Accident vasculaire cérébral ischémique

3. Accident vasculaire cérébral ischémique


Ce chapitre aborde les quatre principales composantes de la prise en charge de l’AVC ischémique en phase aiguë. Les parties sur la prévention des complications, la rééducation et la guérison sont applicables pour les patients présentant tant un AVC ischémique qu’hémorragique.


Définition


Un AVC ischémique est la mort du tissu cérébral due à une interruption de la vascularisation sanguine dans une région du cerveau, causée par l’occlusion d’une artère cérébrale ou cervicale ou, moins fréquemment, d’une veine cérébrale.


Étiologie


L’étiologie d’un AVC ischémique est importante à identifier pour aider à choisir le meilleur traitement préventif d’une récidive. Néanmoins, sans se soucier de l’étiologie, le traitement initial est dans la plupart des cas identique et, ainsi, le plus important dans un premier temps est de mettre en place les mesures d’urgence décrites dans ce chapitre.


Diagnostic


La première tâche importante est de distinguer un AVC ischémique d’un AVC hémorragique. Ceci peut être fait avec un scanner cérébral. Une imagerie cérébrale et vasculaire détaillée est cruciale, mais elle ne doit pas différer la prise de décision de thrombolyse.

Il existe des diagnostics différentiels (voir chapitre 1), mais un interrogatoire orienté peut rapidement les exclure.

En dehors des cas où la présentation est atypique ou si un diagnostic différentiel est envisagé, il faut considérer qu’il s’agit d’un AVC et mettre en place avec conviction la procédure pour déterminer si le patient relève d’une thrombolyse. Une évaluation diagnostique détaillée peut être différée.


Les quatre éléments de la prise en charge de l’AVC ischémique


Il y a quatre éléments à considérer pour prendre en charge des patients présentant un AVC ischémique.
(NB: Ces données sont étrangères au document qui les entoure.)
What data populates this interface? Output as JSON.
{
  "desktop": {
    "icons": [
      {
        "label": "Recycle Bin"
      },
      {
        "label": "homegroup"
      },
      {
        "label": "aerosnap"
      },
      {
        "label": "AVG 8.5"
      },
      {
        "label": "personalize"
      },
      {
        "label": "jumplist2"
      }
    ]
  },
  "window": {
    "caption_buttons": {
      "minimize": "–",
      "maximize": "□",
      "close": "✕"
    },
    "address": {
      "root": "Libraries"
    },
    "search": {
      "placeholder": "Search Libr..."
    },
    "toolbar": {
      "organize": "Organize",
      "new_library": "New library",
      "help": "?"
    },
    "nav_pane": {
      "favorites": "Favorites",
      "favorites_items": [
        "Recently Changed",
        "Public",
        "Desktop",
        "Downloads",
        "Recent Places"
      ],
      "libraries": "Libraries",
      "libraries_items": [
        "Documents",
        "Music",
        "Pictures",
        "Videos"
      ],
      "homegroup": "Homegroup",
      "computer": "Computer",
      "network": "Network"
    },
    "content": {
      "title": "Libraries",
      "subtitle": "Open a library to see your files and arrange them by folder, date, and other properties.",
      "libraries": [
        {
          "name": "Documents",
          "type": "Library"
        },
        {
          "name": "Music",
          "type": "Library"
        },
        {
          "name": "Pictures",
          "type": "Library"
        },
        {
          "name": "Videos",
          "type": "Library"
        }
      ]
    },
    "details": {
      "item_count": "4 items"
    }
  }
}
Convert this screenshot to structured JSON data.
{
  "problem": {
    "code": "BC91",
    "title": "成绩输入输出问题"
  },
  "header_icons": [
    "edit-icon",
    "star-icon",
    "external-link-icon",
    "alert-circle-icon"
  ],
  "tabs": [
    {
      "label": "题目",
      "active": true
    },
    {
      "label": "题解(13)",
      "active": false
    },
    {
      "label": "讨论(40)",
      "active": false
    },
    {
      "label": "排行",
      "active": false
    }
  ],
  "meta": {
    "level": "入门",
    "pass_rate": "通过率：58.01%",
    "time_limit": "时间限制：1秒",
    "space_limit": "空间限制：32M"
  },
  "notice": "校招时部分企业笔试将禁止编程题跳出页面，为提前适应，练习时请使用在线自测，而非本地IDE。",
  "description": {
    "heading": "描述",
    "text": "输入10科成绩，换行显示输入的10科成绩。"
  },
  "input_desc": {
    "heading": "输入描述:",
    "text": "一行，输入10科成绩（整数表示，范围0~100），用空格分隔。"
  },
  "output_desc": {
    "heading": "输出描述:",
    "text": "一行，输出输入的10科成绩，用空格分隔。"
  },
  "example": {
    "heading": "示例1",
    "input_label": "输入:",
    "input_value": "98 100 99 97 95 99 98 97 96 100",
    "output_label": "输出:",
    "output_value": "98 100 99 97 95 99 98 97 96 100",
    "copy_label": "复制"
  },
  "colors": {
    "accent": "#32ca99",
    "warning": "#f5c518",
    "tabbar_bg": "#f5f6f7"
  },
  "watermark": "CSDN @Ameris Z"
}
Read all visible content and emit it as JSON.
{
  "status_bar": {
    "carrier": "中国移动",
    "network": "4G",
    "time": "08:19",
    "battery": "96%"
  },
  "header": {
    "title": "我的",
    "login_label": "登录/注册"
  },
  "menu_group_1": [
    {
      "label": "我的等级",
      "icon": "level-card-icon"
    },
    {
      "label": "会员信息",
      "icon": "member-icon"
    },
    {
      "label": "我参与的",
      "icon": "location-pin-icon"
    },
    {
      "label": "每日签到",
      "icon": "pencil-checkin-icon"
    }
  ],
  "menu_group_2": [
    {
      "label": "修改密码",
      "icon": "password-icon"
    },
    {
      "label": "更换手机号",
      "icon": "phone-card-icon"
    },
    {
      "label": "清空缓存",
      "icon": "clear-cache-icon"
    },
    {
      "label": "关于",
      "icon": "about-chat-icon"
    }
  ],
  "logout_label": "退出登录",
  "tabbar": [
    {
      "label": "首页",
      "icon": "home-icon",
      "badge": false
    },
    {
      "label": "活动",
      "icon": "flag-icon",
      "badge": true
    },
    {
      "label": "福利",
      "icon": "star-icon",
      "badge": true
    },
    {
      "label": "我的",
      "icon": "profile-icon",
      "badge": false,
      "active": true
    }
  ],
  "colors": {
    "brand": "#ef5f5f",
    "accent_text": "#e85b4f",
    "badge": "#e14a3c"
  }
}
À chaque stade, il faut réfléchir aux quatre points suivants :




(1) traitements urgents et optimisation du statut neurologique ;


(2) évaluation de l’étiologie pour une prévention secondaire ;


(3) prévention d’une détérioration neurologique et de complications médicales ;


(4) rééducation et guérison.

Ce chapitre évoque brièvement ces quatre points principaux ; plus de détails sont proposés dans les chapitres suivants :




• « Protocole de thrombolyse » (chapitre 4) ;


• « Détérioration neurologique à la phase aiguë » (chapitre 5) ;


• « Prévention de l’accident vasculaire cérébral » (chapitre 6) ;


• « Rééducation-réadaptation » (chapitre 11).


Thérapeutique en phase aiguë et optimisation du statut neurologique


L’objectif principal du traitement est d’obtenir l’ouverture de l’artère et de rétablir le flux sanguin. Il faut sans cesse se demander si le maximum est fait pour rétablir le flux sanguin dans les régions cérébrales ischémiques.


THROMBOLYSE INTRAVEINEUSE


Dans cet ouvrage, nous appellerons rt-PA l’activateur tissulaire du plasminogène recombinant, aussi souvent désigné par TPA, t-PA, tPA, altéplase (non générique) ou Actilyse® (nom de marque).




• Le rt-PA intraveineux est le seul médicament approuvé par la Food and Drug Administration (FDA) aux États-Unis pour l’AVC. Il a reçu l’AMM en France.

La thrombolyse intra-artérielle est une thérapie de sauvetage qui est utilisée dans plusieurs centres dans le cadre de protocoles de recherche. Une variété de stratégie de neuroprotection (hypothermie, autres médicaments) est actuellement en cours d’étude pour essayer de limiter la taille de l’infarctus. Aucune n’est approuvée à ce jour.


• D’après les recommandations actuelles, le rt-PA doit être utilisé chez les patients correspondant aux critères du traitement [2]. Les détails du protocole se trouvent au chapitre 4.


EXAMENS POUR LES DIAGNOSTICS DIFFÉRENTIELS


La détermination de l’étiologie est habituellement différée après la mise en route du traitement thrombolytique. Néanmoins, en même temps que la réflexion sur l’indication du traitement et la mise en œuvre de la thrombolyse, l’obtention concomitante d’informations sur les statuts vasculaires et tissulaires peut être une aide. Par exemple, la détection d’une volumineuse occlusion ou sténose artérielle est particulièrement importante dans la planification de la stratégie de recanalisation et dans la stratification du risque de récidives d’AVC ou de détérioration neurologique.

Les tests diagnostiques suivants peuvent être une aide pour déterminer le mécanisme de l’AVC, cependant la nécessité de faire des analyses en phase aiguë dépend de la balance suivante : disponibilité du traitement, temps nécessaire à la mise en place, suspicion clinique et coût.




• Scanner cérébral. Il a déjà dû être réalisé puisqu’il s’agit d’une des premières étapes capitales dans la prise en charge initiale de l’AVC. Il doit aider à exclure une hémorragie (voir chapitre 2).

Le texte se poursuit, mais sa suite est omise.